The audit, released this week, examined the chaotic February 2025 exam, during which thousands of test-takers encountered software crashes, long delays and other technical failures so severe that some applicants were able to view other people’s answers. The report places the blame squarely on the State Bar’s own missteps, saying the organization failed to properly vet its vendors and did not allow enough time to develop a reliable exam.
For Inland Empire and Southern California law school graduates who sat for the test, the ordeal was more than a technical hiccup — it upended months of preparation and, for some, thousands of dollars in study costs. A class-action lawsuit filed against Meazure Learning, the company hired to proctor the exam remotely, describes test-takers reduced to tears as they struggled for hours just to open their exam questions.
According to the audit, roughly 4,200 people sat for the February 2025 exam, and a substantial share of them ran into serious problems. Investigators traced the trouble back to the earliest stages of exam development. The State Bar had hired Kaplan to write test questions but did not give the company enough time or guidance, resulting in a draft that skipped over major legal topics, including questions on negligence law. Scrambling to fill the gaps, the Bar brought in a second vendor, ACS Ventures, which used artificial intelligence to help generate additional questions. Many of those AI-assisted questions turned out to be so flawed that they had to be thrown out and were not counted toward test-takers’ scores.

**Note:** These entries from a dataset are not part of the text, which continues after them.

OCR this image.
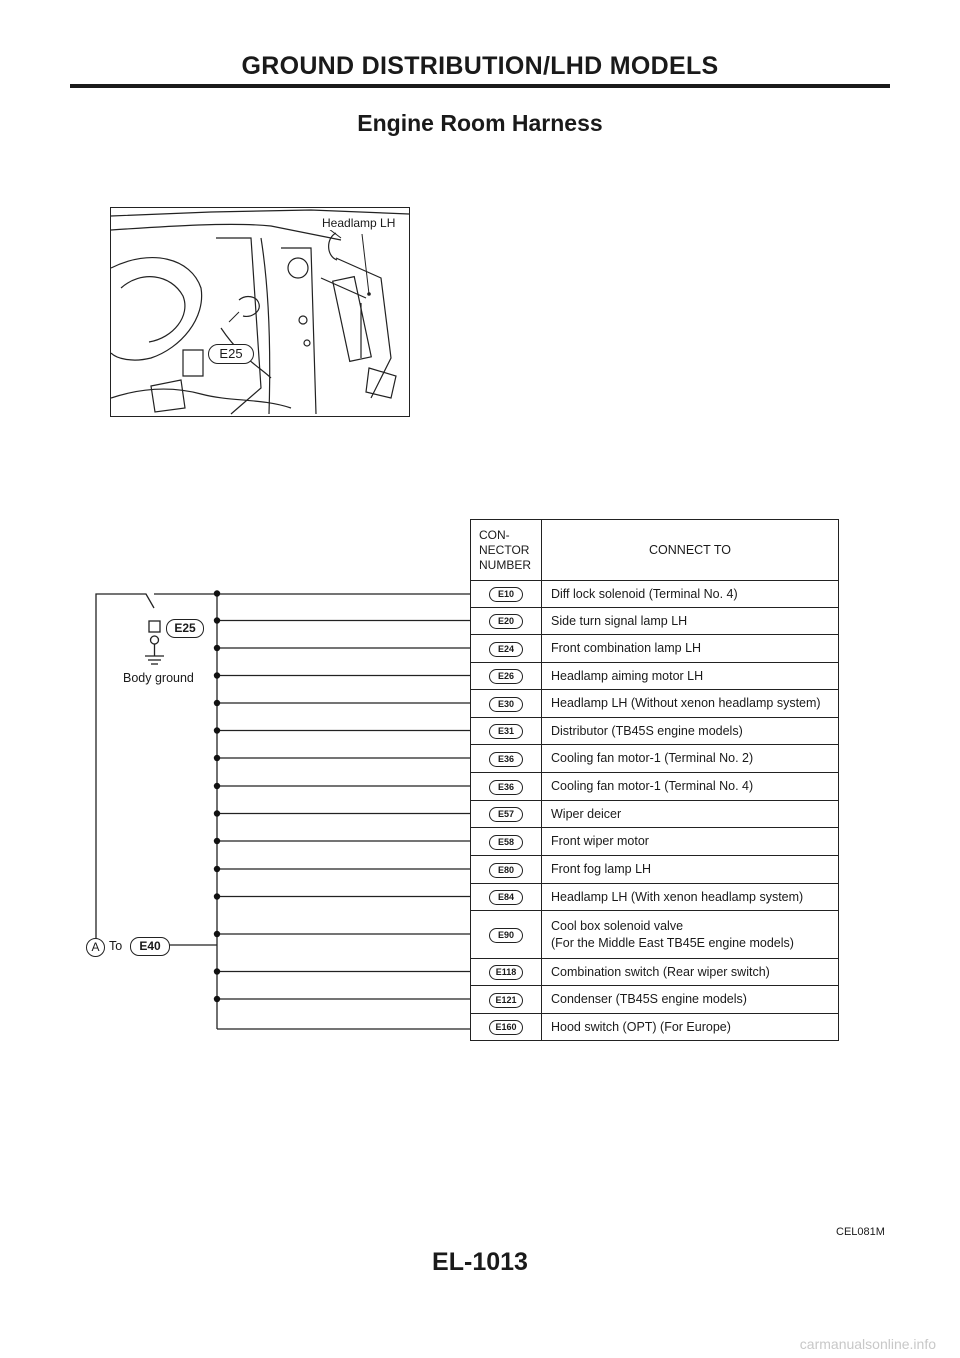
GROUND DISTRIBUTION/LHD MODELS
Engine Room Harness
Headlamp LH
E25
E25
Body ground
A To	E40
CON-
NECTOR
NUMBER	CONNECT TO
E10	Diff lock solenoid (Terminal No. 4)
E20	Side turn signal lamp LH
E24	Front combination lamp LH
E26	Headlamp aiming motor LH
E30	Headlamp LH (Without xenon headlamp system)
E31	Distributor (TB45S engine models)
E36	Cooling fan motor-1 (Terminal No. 2)
E36	Cooling fan motor-1 (Terminal No. 4)
E57	Wiper deicer
E58	Front wiper motor
E80	Front fog lamp LH
E84	Headlamp LH (With xenon headlamp system)
E90	Cool box solenoid valve
(For the Middle East TB45E engine models)
E118	Combination switch (Rear wiper switch)
E121	Condenser (TB45S engine models)
E160	Hood switch (OPT) (For Europe)
CEL081M
EL-1013
carmanualsonline.info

Meanwhile, Meazure Learning had been tapped to run both the in-person and remote versions of the exam. Auditors found that early test runs conducted months before the actual exam already showed warning signs — computers freezing, crashing and throwing error messages — yet the State Bar never confirmed that those issues had been resolved before test day.
The push to offer a remote exam option stemmed from the Bar’s shaky finances. The organization had posted budget deficits in four of the previous five years and hoped that remote testing would be a cost-saving measure, estimating it would spend about $4.4 million to administer both the February and July 2025 exams online — roughly half of what an all in-person format would cost. Instead, the February exam alone ended up costing more than $9 million once direct expenses and lost revenue were factored in. The State Bar could still be on the hook for additional millions in legal costs tied to ongoing litigation.

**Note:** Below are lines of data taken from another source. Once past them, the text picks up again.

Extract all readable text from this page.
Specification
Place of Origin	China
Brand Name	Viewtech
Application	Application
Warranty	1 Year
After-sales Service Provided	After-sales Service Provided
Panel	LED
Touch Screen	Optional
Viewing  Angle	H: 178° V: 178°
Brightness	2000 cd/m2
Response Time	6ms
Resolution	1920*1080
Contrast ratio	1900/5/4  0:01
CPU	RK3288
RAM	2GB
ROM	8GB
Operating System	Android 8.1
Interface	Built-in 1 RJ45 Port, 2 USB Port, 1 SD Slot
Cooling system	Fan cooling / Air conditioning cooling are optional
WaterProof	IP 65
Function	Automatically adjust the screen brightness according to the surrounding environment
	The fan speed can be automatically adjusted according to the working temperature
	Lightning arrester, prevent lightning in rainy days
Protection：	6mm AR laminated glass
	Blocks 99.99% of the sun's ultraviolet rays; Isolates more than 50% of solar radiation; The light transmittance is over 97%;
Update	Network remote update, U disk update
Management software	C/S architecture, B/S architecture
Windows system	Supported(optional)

“We fully acknowledge the unacceptable experiences exam takers faced leading up to and during that exam,” State Bar board chair José Cisneros said in a statement released Thursday. “We agree with all of the audit’s recommendations, which are consistent with the changes we have already implemented or are in the process of implementing.”

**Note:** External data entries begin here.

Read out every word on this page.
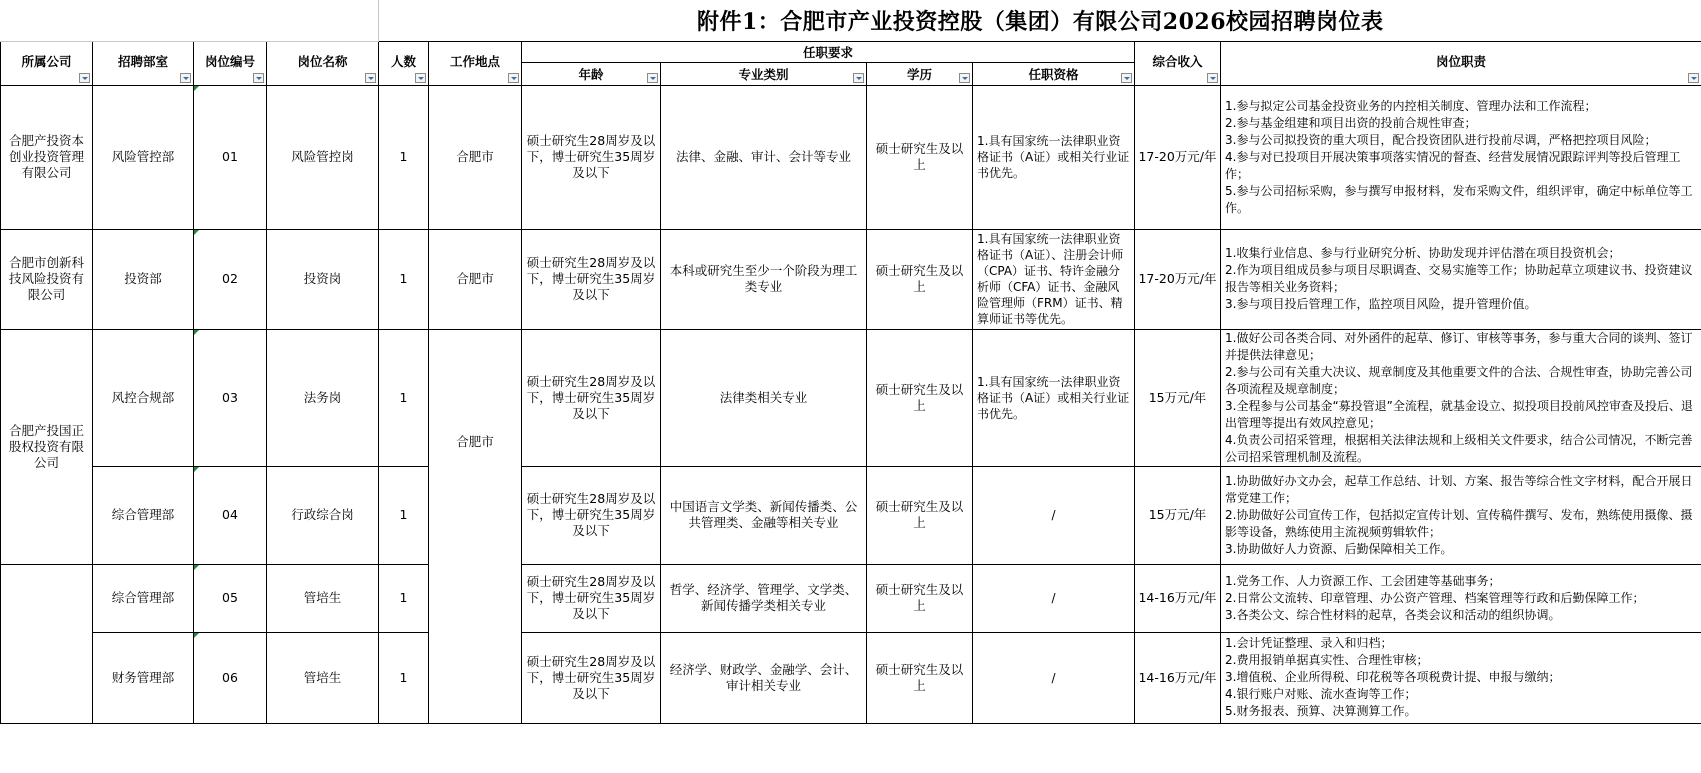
				附件1：合肥市产业投资控股（集团）有限公司2026校园招聘岗位表							

所属公司	招聘部室	岗位编号	岗位名称	人数	工作地点	任职要求				综合收入	岗位职责

						年龄	专业类别	学历	任职资格		

合肥产投资本创业投资管理有限公司	风险管控部	01	风险管控岗	1	合肥市	硕士研究生28周岁及以下，博士研究生35周岁及以下	法律、金融、审计、会计等专业	硕士研究生及以上	1.具有国家统一法律职业资格证书（A证）或相关行业证书优先。	17-20万元/年	1.参与拟定公司基金投资业务的内控相关制度、管理办法和工作流程；
2.参与基金组建和项目出资的投前合规性审查；
3.参与公司拟投资的重大项目，配合投资团队进行投前尽调，严格把控项目风险；
4.参与对已投项目开展决策事项落实情况的督查、经营发展情况跟踪评判等投后管理工作；
5.参与公司招标采购，参与撰写申报材料，发布采购文件，组织评审，确定中标单位等工作。
合肥市创新科技风险投资有限公司	投资部	02	投资岗	1	合肥市	硕士研究生28周岁及以下，博士研究生35周岁及以下	本科或研究生至少一个阶段为理工类专业	硕士研究生及以上	1.具有国家统一法律职业资格证书（A证）、注册会计师（CPA）证书、特许金融分析师（CFA）证书、金融风险管理师（FRM）证书、精算师证书等优先。	17-20万元/年	1.收集行业信息、参与行业研究分析、协助发现并评估潜在项目投资机会；
2.作为项目组成员参与项目尽职调查、交易实施等工作；协助起草立项建议书、投资建议报告等相关业务资料；
3.参与项目投后管理工作，监控项目风险，提升管理价值。
合肥产投国正股权投资有限公司	风控合规部	03	法务岗	1	合肥市	硕士研究生28周岁及以下，博士研究生35周岁及以下	法律类相关专业	硕士研究生及以上	1.具有国家统一法律职业资格证书（A证）或相关行业证书优先。	15万元/年	1.做好公司各类合同、对外函件的起草、修订、审核等事务，参与重大合同的谈判、签订并提供法律意见；
2.参与公司有关重大决议、规章制度及其他重要文件的合法、合规性审查，协助完善公司各项流程及规章制度；
3.全程参与公司基金“募投管退”全流程，就基金设立、拟投项目投前风控审查及投后、退出管理等提出有效风控意见；
4.负责公司招采管理，根据相关法律法规和上级相关文件要求，结合公司情况，不断完善公司招采管理机制及流程。
	综合管理部	04	行政综合岗	1		硕士研究生28周岁及以下，博士研究生35周岁及以下	中国语言文学类、新闻传播类、公共管理类、金融等相关专业	硕士研究生及以上	/	15万元/年	1.协助做好办文办会，起草工作总结、计划、方案、报告等综合性文字材料，配合开展日常党建工作；
2.协助做好公司宣传工作，包括拟定宣传计划、宣传稿件撰写、发布，熟练使用摄像、摄影等设备，熟练使用主流视频剪辑软件；
3.协助做好人力资源、后勤保障相关工作。
	综合管理部	05	管培生	1		硕士研究生28周岁及以下，博士研究生35周岁及以下	哲学、经济学、管理学、文学类、新闻传播学类相关专业	硕士研究生及以上	/	14-16万元/年	1.党务工作、人力资源工作、工会团建等基础事务；
2.日常公文流转、印章管理、办公资产管理、档案管理等行政和后勤保障工作；
3.各类公文、综合性材料的起草，各类会议和活动的组织协调。
	财务管理部	06	管培生	1		硕士研究生28周岁及以下，博士研究生35周岁及以下	经济学、财政学、金融学、会计、审计相关专业	硕士研究生及以上	/	14-16万元/年	1.会计凭证整理、录入和归档；
2.费用报销单据真实性、合理性审核；
3.增值税、企业所得税、印花税等各项税费计提、申报与缴纳；
4.银行账户对账、流水查询等工作；
5.财务报表、预算、决算测算工作。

The organization is also conducting its own internal review, though Rick Coca, a State Bar program manager, said that investigation remains confidential.
The fallout from exam day played out publicly, with panicked test-takers venting on social media as the exam unfolded. Meazure Learning responded to some complaints in real time on Reddit, acknowledging technical problems and telling students experiencing crashes to simply refresh their browsers.
One applicant, Laura Perjanik, said in the lawsuit that she wasn’t able to access her first essay question until four hours after the exam was scheduled to begin. When she reached out to proctors for help, she says she was redirected to tech support, who then sent her back to the proctors — a frustrating cycle with no resolution. She described being in tears from the stress. Similar problems resurfaced on the second day of testing. That lawsuit, filed in the U.S. District Court for the Northern District of California, is still pending.
In the aftermath, the State Bar acknowledged additional failures, including some applicants who were locked out of the exam entirely and others who were exposed to different test-takers’ answers due to a system glitch. The organization later offered refunds and fee waivers for those wishing to retake the test.
The debacle prompted state Sen. Thomas Umberg, a Santa Ana Democrat and practicing attorney, to author legislation calling for the state audit. In an email to CalMatters, Umberg said the findings “confirm what February 2025 Bar Exam applicants already knew: the State Bar’s failed administration of the exam was the result of rushed planning, poor oversight, and a failure to adequately vet its vendors.” He said he is encouraged by the audit’s recommendations, which call for stronger vetting procedures for future exam questions.
Roughly 36% of applicants passed the February 2025 exam under normal grading, but the State Bar later adjusted its scoring to account for the technical failures, bringing the effective pass rate up to about 65%. By comparison, the pass rate for the February 2026 exam was about 30%.
Since last year’s meltdown, the State Bar has returned to administering all of its exams in person.